Studying a Tableau



Studying a Tableau

By Nandy Ekle


I sat in a drawing class one semester with a deaf student taking notes. The instructor had covered a table with a cloth and then laid out several random objects. There was an old shoe, a cow skull, several empty wine bottles—some standing up and some laying on their sides—and little flowers strewn around. The students were told to draw what they saw and show the relationship between each object.

In a way, we writers do the same thing. Our eyes take pictures of a group of objects, then store them away. We boot up the computer and transfer what we saw onto our word processors. Then we illustrate the relationship between each thing.
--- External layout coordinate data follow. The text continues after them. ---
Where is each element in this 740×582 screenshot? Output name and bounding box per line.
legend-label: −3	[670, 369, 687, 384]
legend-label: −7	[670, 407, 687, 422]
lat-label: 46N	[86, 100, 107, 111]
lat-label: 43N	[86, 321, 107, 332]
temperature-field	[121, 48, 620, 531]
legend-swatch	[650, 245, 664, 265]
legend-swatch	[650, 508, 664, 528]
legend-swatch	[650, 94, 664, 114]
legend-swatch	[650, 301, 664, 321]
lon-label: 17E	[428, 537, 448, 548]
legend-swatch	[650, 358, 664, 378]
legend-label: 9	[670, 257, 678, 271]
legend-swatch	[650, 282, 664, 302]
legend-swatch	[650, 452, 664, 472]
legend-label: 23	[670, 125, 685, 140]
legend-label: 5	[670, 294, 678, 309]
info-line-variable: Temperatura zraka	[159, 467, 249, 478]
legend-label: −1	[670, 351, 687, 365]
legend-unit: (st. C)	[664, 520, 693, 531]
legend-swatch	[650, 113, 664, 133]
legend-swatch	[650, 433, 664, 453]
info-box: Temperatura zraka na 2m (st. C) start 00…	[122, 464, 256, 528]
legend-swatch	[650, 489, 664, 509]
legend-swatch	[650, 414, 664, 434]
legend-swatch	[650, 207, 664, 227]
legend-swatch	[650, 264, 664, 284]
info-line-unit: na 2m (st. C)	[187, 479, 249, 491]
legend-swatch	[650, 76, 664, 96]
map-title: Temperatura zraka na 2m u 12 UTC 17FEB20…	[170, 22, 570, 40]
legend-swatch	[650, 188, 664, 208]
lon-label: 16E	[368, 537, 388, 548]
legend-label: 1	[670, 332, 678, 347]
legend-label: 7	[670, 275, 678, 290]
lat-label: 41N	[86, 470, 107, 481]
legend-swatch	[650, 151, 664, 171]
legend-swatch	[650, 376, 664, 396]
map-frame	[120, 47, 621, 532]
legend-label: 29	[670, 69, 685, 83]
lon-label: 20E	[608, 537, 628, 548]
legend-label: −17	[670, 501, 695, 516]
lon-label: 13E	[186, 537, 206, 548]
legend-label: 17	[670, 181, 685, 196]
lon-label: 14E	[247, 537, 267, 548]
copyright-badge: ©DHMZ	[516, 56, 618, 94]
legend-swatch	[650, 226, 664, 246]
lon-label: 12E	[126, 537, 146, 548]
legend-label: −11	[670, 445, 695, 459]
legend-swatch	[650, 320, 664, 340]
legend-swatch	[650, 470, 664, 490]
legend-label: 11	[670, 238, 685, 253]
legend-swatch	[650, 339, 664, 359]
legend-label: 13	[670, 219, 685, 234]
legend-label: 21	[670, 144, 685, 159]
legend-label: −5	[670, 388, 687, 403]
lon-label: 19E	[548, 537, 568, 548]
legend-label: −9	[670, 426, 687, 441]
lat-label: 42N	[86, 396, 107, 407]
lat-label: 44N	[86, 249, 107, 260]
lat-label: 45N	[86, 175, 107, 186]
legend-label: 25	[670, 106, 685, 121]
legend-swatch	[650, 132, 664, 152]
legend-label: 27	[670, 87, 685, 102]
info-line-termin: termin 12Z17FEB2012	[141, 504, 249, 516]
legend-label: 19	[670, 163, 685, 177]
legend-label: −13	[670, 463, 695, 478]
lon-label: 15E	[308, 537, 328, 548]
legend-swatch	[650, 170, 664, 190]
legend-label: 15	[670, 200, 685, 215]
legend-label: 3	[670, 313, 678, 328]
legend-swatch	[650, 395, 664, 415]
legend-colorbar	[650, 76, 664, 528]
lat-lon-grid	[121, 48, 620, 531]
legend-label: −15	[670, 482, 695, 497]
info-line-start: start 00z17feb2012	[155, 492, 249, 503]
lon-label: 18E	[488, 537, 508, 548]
We may see a unique cloud in the sky, a broken shoe string on the parking lot, a dead bug in the grass, and a penny on a rock in the middle of a puddle of water. For some reason our brain holds on to these pictures. We describe the changing shape of the cloud as it morphs from a sheep to an alligator. Maybe the string began its life as a functional length of woven cotton, but has now become an abused cast off to be tossed into the trash can. Suppose the dead bug was on her way home to a nest of little larvae, bringing a couple of bread crumbs home to the hungry mouths before it was stepped on. And perhaps the penny was tossed to the middle of the rock by an angry man whose lunch hour was over before he could eat his sandwich because the soda jerk who took his money forgot how to count change back.

Or maybe there was some huge event that occurred that caused the cloud to ruffle its billows as the shoe lace fell from the shoe while the kid ran for cover and accidentally stepped on the bug with one foot while the other foot kicked a penny which landed right on the center of the rock in the middle of the puddle.

What do you think?

Congratulations. You have just received a post card from the muse.